Bubbles: Pair with fish, lemon, oily
Sweet (Gewurtz/ Rielsing): Pair with spicy foods
Rose: Pair with white meat/duck
Pinot Noir: Pair with Mushrooms/savory/earthy/beef broth/cilantro
Gruner Velt: Pair with fried foods, not spicy
The spicier the dish is, the sweeter the wine should be because the spice brings fruity notes in to the forefront and balances out the spice. A Riesling Kabinett or the Gewürztraminer would be a good choice on balancing spice.
For Thai dishes featuring greasy or fatty meat like fried chicken, chose a sparkling wine. The bubbles cut through the richness of fatty meat.

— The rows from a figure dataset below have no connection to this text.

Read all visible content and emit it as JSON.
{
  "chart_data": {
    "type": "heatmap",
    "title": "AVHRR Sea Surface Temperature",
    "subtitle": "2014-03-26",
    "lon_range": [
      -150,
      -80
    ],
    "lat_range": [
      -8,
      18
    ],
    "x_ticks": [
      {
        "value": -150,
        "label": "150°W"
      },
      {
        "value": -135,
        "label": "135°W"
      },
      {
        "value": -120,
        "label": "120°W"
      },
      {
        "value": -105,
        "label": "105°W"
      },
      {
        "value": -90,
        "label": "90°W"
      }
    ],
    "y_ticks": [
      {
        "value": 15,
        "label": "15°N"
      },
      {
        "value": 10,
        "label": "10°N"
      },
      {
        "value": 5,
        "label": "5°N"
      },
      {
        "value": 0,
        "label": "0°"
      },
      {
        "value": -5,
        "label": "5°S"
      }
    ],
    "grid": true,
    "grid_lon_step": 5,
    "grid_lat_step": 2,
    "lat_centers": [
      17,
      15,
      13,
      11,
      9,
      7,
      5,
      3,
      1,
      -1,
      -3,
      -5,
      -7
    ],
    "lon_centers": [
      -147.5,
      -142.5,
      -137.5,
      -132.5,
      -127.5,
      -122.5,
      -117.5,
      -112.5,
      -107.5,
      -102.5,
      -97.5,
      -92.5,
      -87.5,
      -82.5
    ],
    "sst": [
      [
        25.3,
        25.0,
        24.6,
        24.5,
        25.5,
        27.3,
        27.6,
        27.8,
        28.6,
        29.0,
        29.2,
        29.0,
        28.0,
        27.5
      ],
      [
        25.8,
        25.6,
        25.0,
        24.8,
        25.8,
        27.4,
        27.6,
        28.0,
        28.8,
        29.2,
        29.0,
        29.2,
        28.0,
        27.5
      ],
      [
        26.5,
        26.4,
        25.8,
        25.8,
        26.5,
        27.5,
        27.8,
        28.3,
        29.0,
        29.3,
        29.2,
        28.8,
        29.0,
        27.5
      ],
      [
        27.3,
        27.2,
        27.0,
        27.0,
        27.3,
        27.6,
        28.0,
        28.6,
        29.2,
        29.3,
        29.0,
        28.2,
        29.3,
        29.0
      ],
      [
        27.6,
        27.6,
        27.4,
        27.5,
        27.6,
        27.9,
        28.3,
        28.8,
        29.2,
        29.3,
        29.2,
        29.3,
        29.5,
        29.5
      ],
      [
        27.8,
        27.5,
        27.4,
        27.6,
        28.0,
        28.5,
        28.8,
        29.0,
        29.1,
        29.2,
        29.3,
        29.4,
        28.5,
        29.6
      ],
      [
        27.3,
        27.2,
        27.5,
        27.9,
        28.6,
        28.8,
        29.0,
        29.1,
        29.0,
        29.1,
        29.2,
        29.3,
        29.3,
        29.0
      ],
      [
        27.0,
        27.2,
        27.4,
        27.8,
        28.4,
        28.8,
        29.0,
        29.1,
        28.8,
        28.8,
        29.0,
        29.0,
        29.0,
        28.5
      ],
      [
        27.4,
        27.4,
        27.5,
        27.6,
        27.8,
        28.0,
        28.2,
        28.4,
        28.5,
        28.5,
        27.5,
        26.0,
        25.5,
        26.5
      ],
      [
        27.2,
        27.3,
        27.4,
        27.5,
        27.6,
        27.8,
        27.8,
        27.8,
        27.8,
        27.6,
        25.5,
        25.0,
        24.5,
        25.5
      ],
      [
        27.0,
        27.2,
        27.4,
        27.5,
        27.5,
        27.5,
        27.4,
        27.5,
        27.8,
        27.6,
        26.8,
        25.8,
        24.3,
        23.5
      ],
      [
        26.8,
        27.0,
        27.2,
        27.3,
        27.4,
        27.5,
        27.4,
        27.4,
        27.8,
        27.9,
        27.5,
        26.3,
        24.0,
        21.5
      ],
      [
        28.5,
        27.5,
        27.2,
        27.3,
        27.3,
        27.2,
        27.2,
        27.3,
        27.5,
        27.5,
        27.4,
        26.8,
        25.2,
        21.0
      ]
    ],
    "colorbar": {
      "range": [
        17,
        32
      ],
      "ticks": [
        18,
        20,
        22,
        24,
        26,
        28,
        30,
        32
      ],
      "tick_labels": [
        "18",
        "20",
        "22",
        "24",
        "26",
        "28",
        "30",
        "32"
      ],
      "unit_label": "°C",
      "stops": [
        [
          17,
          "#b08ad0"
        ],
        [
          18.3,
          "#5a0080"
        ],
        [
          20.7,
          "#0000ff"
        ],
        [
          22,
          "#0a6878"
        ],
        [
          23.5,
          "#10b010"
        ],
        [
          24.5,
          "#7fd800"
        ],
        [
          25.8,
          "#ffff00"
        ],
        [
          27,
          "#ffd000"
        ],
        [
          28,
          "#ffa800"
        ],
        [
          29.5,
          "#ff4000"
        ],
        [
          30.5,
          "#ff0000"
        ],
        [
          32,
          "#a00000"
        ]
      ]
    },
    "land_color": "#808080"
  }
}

Oaky chardonnays work well with creamy dishes using coconut milk/fat because the buttery and fruity notes complement the subtle sweetness of the coconut.
One Vietnamese restaurant dined at makes an exceptional bun salad with shrimp in a light citrus dressing. This dish pairs wonderfully with a wine with more sour notes, like a sauvignon blanc.
Red wines which are a lot more tannic, such as the tongue-drying nature of the Sangioveses, Cabs and Malbecs, will accentuate the heat of chilies and perhaps numb the tongue to the more delicate spices of Thai food. While some people enjoy that sensation that can come with a big, heavy red when paired with a very spicy (hot) flavor, it can be overwhelming.
Fruit-forward light pinots are generally better but it depends on personal preference.
Sour flavors are used extensively in Thai salads, soups, dips, and some drinks. Sour notes come from tamarind (makham) both fresh immature fruit (which is light green and very sour), leaves and paste(made from mature brown pulps), lime juice (nam ma nau), Fragrant Kaffir lime leaves, Lemongrass and white vinegar.